Não são só as crianças que têm medo de ir dormir. É um tema sobre o qual se fala pouco, mas os adultos também sentem medos relacionados com o sono, temendo muitas vezes não ser capazes de dormir ou não conseguir obter um sono reparador.
Estes medos associados ao sono materializam-se em comportamentos como adiar consecutivamente o horário de deitar, evitar a cama e deixar-se adormecer fora do quarto, estar mais irritável no final do dia ou só de pensar em dormir. Além disso, são comuns algumas manifestações fisiológicas parecidas com as da ansiedade, desde suores, dificuldades respiratórias, aumento do batimento cardíaco, até tremores ou náuseas.
Todos estes sintomas comprometem o funcionamento emocional, tanto ao longo do dia como durante a noite. Quem sofre deste mal descreve um sofrimento atroz, em especial no período em que não consegue adormecer. É nessa altura que estas pessoas começam a dar voltas e voltas na cama, em grande esforço para tentar dormir à força. Em alternativa, ficam muito quietinhas “a ver se o sono vem mais depressa”, numa expectativa irrealista de que basta termos o corpo imóvel para o sono aparecer.
Outra reação típica é ir para a cama cedo demais, procurando passar mais horas deitado e assim aumentar a duração total do sono. Quando utilizada qualquer uma destas estratégias, o resultado é geralmente desastroso, já que não se resolve o problema central. Quem já sofreu de insónias sabe bem do que falo: quanto mais esforço fazemos para dormir, pior. E quanto pior dormimos, maior a tentação de forçar o sono a vir.
Juntamente com o receio das consequências futuras de dormir mal e de nunca mais voltar a ter um sono de qualidade, estes medos fazem parte do fenótipo das pessoas com insónia, que têm vindo a aumentar sobretudo desde o início da pandemia. Mas as insónias não são o único motivo na base dos medos relacionados com o sono. Quando vivemos situações difíceis durante a noite, ainda que pontuais, podemos ir desenvolvendo resistência à hora de ir dormir. Por exemplo, se tivemos um episódio de paralisia do sono, acordámos com falta de ar ou temos pesadelos recorrentes, é compreensível que o sono seja mais aterrador do que propriamente agradável e regenerador.

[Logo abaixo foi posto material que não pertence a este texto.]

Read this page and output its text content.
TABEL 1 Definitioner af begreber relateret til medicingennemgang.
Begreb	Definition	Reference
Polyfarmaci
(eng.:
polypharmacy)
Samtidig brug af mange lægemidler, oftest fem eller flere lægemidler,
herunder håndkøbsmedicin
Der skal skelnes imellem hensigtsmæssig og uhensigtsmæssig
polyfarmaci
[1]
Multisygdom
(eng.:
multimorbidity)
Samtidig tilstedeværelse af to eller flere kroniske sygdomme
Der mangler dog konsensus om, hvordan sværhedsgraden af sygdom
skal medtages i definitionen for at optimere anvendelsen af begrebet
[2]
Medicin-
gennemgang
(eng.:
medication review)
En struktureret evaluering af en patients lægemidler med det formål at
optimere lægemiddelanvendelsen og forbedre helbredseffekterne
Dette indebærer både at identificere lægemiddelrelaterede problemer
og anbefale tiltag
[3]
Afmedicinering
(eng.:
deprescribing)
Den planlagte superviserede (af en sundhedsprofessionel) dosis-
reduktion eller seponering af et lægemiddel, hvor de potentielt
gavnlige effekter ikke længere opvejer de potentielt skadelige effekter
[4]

Existem também outras questões que podem estar na base das fobias relacionadas com o dormir, como o medo de morrer durante o sono, de sonhar com episódios traumáticos, que aconteça alguma catástrofe ou algo que nos fuja do controlo enquanto dormimos. Nas crianças, se a noite é sentida como ameaçadora, se há inseguranças e sentimentos de solidão e desamparo, assistimos a uma enorme resistência ao sono ou a dificuldades em adormecer sem a presença e intervenção sistemática de um cuidador.
São situações delicadas e que precisam ser analisadas em pormenor. E tal como não funciona dizer a alguém para ter calma durante um ataque de pânico, não vale a pena pedir a quem tem medo de dormir que relaxe e deixe de se preocupar tanto com o sono.
A verdade é que não temos uma receita universal para lidar com todos estes medos, mas é crucial identificá-los e aprender a enfrentá-los um a um. Até porque o ambiente de conforto que favorece o sono não diz respeito apenas à temperatura do quarto e à qualidade do colchão. Importa também ser capaz de alcançar um estado de segurança interior, conseguindo assim dormir verdadeiramente em paz.